Lucy gazed back at him, surprised that he was able to pronounce the name with its necessary Celtic flare and an Italian softness all at once. She studied him a moment longer and then nodded. She glanced back at the Claddagh. "She was so well noted even in the Catholic Church that they built a whole cathedral in her honor to the north of Belfast," she replied. He smiled more excitedly, a look that she recognized from instructors as that of an older generation eliciting a universal parental joy from a child's recognition of information. She gazed at him in concern, realizing that he seemed to be studying her in return now. She gently touched one of the curtain hooks and cleared her throat. "She wrote about the Claddagh, several poems. The legend says that if the apex is pointing upward then the person who wears the symbol has found true love, but if the apex points downward or away then the person has not found true love and is seeking it."

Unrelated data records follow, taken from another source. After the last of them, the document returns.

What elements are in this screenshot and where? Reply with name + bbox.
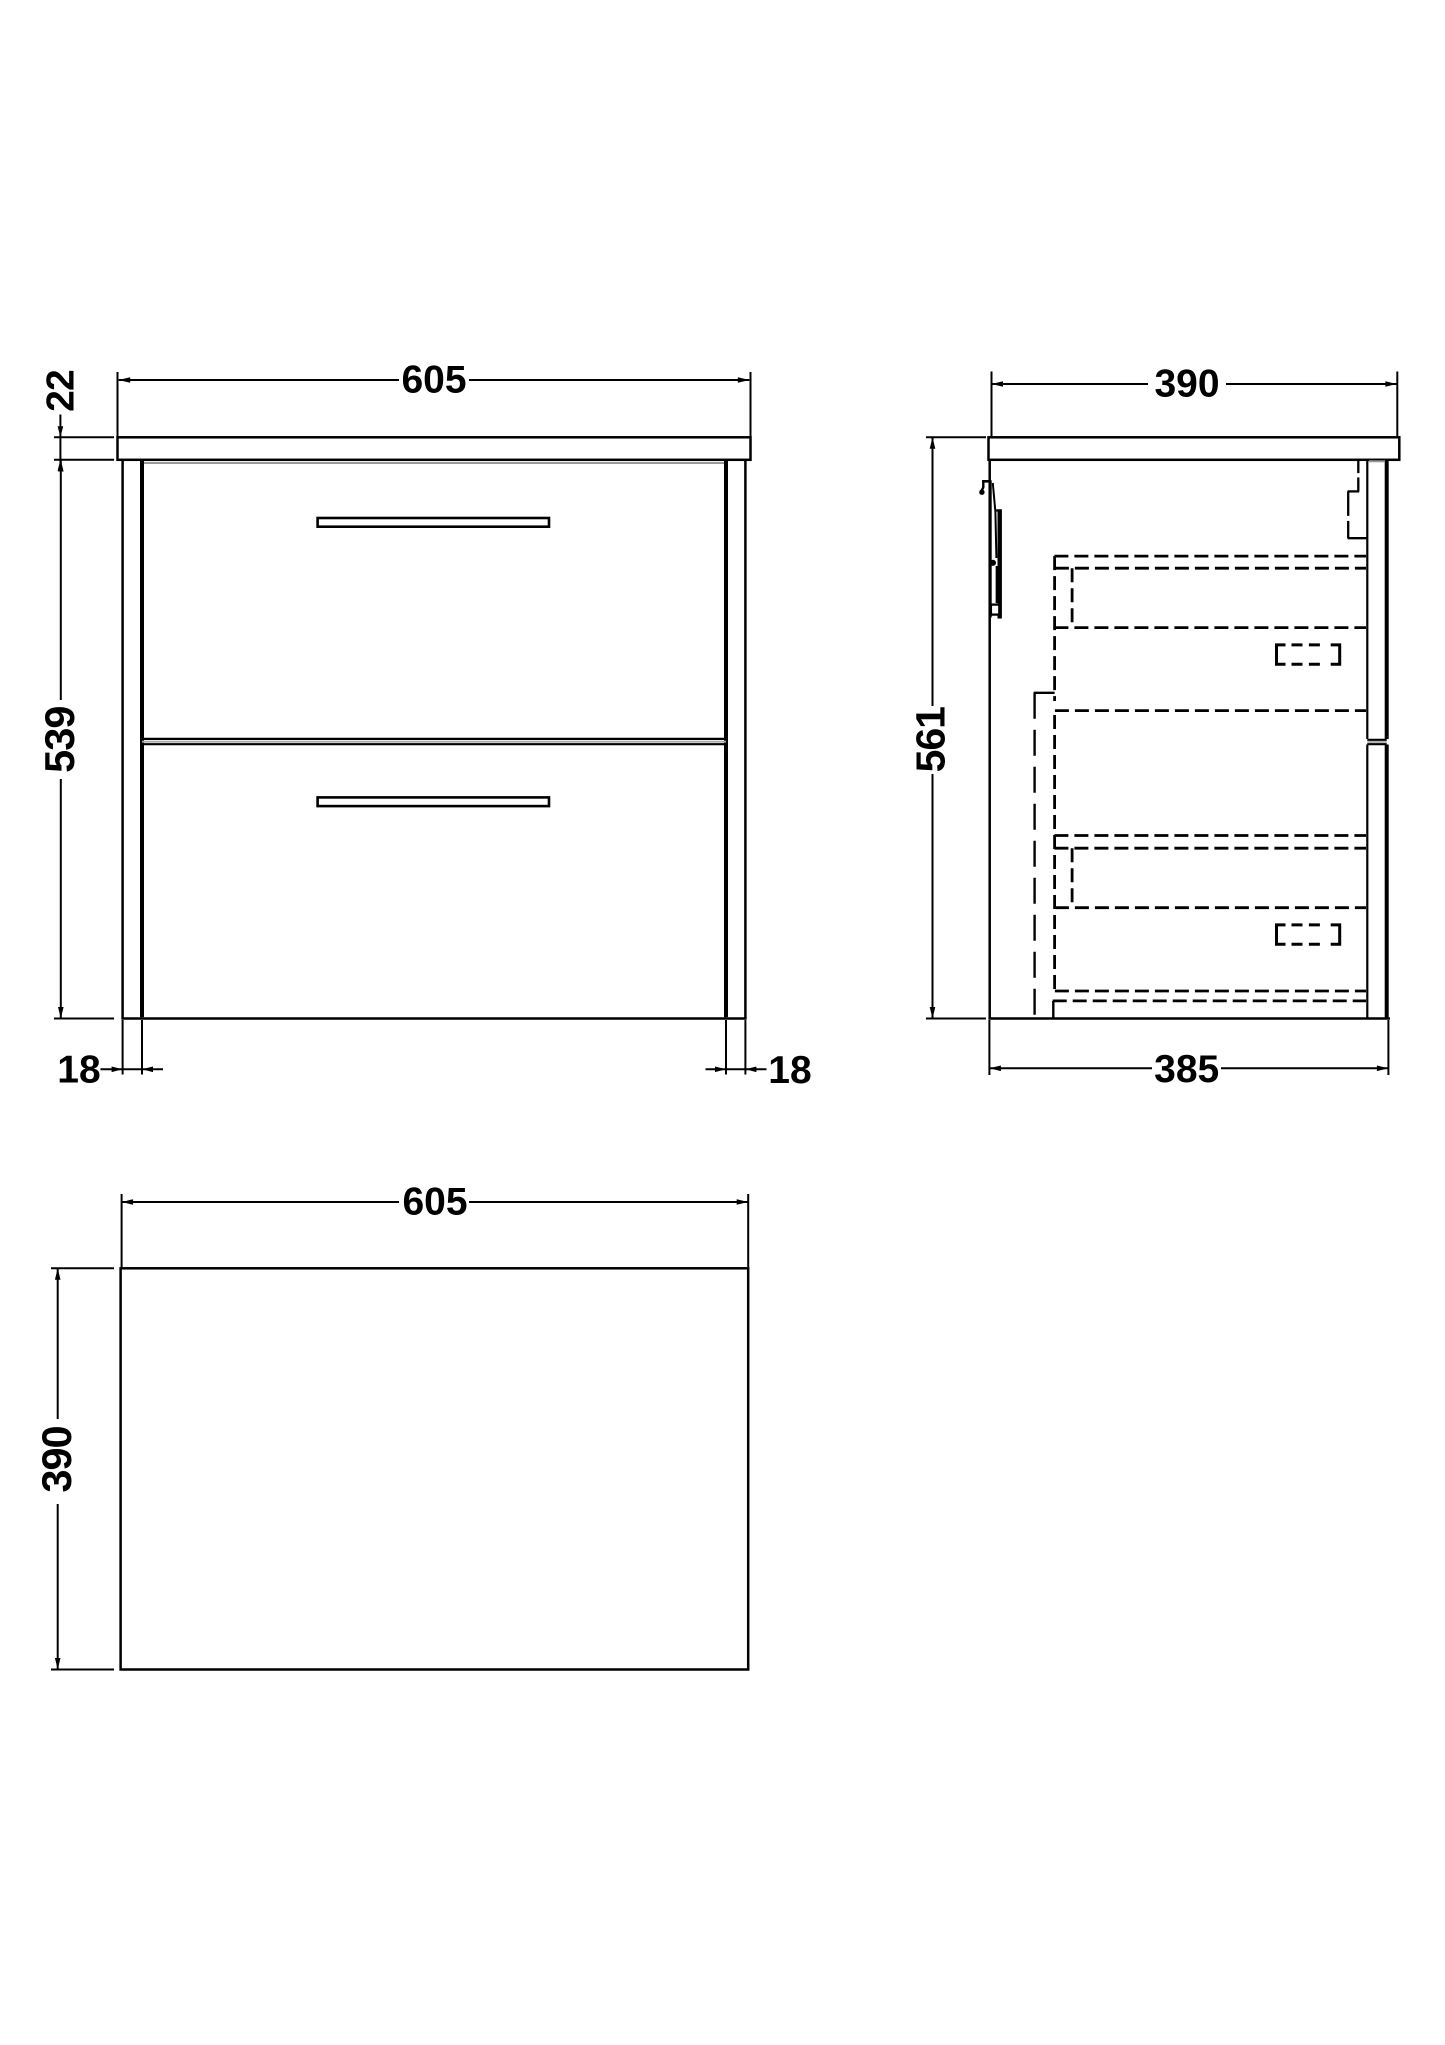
svg-text:605: 605 [402,1181,467,1224]
svg-text:385: 385 [1154,1048,1219,1091]
svg-text:390: 390 [1154,363,1219,406]
svg-text:18: 18 [57,1048,100,1091]
svg-text:22: 22 [40,370,83,412]
svg-text:539: 539 [36,707,83,773]
svg-text:605: 605 [401,359,466,402]
svg-text:18: 18 [768,1049,811,1092]
svg-text:561: 561 [908,707,954,773]
svg-text:390: 390 [33,1426,80,1492]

"And the seeking of true love seems awful to contemporary poetess?" he asked softly, seeming to tremble with eagerness for the answer. Lucy shifted uncomfortably, but seemed more intrigued with his reactions for the moment. While he might have seemed a little off putting and far too wistful, she also understood that Italians were vastly different from the people of New England. True, the man did not have nearly the same accent as his servants, nor did he appear in body or clothing like them, but he was obviously tied to the region deeply by blood. He grinned and extended a hand toward her. She noted that his fingers were curled ever so slightly. A gesture that she had been taught from childhood meant that he was refined. Her own curiosity pressed her to reach out and take his hand, a typical greeting from formal days of yore. As she carefully placed her hand in his, she saw his eyes widen.

Perhaps it was the jet-lag, but his eyes seemed to shift from ice blue to carmine red for a beat as he closed his fingers around her hand, pressing the pads of each digit gently into her palm as if probing for something other than formality. He slowly drew her hand up to his mouth and, leaning forward, kissed the back of it with a tenderness she had never felt before. It almost chilled her to feel something so soft from something so foreign. He lowered her hand and, instead of releasing it, clasped his other over it, tracing the fingers of the other hand gently over the sinews gripping her carpals to her wrist. She breathed cautiously, not sure of what the depth of this display truly was. He lifted his eyes to meet hers, a flash of brilliant red yet again catching her attention. She closed her own eyes for a moment, trying to center her vision as he kept a focus into her eyes. Lucy shifted, realizing that he looked as though she had removed several layers of clothing just now while he was still grasping her hand. Simultaneously, he seemed to be seeing something fulfilling, something purposeful as he gripped her. It bothered her all the more that the grip seemed so terribly strong, but was so very gentle. He breathed deeply and took a half step closer to her. "You have been seeking more than words, more than poetry, for a very . . . very long time."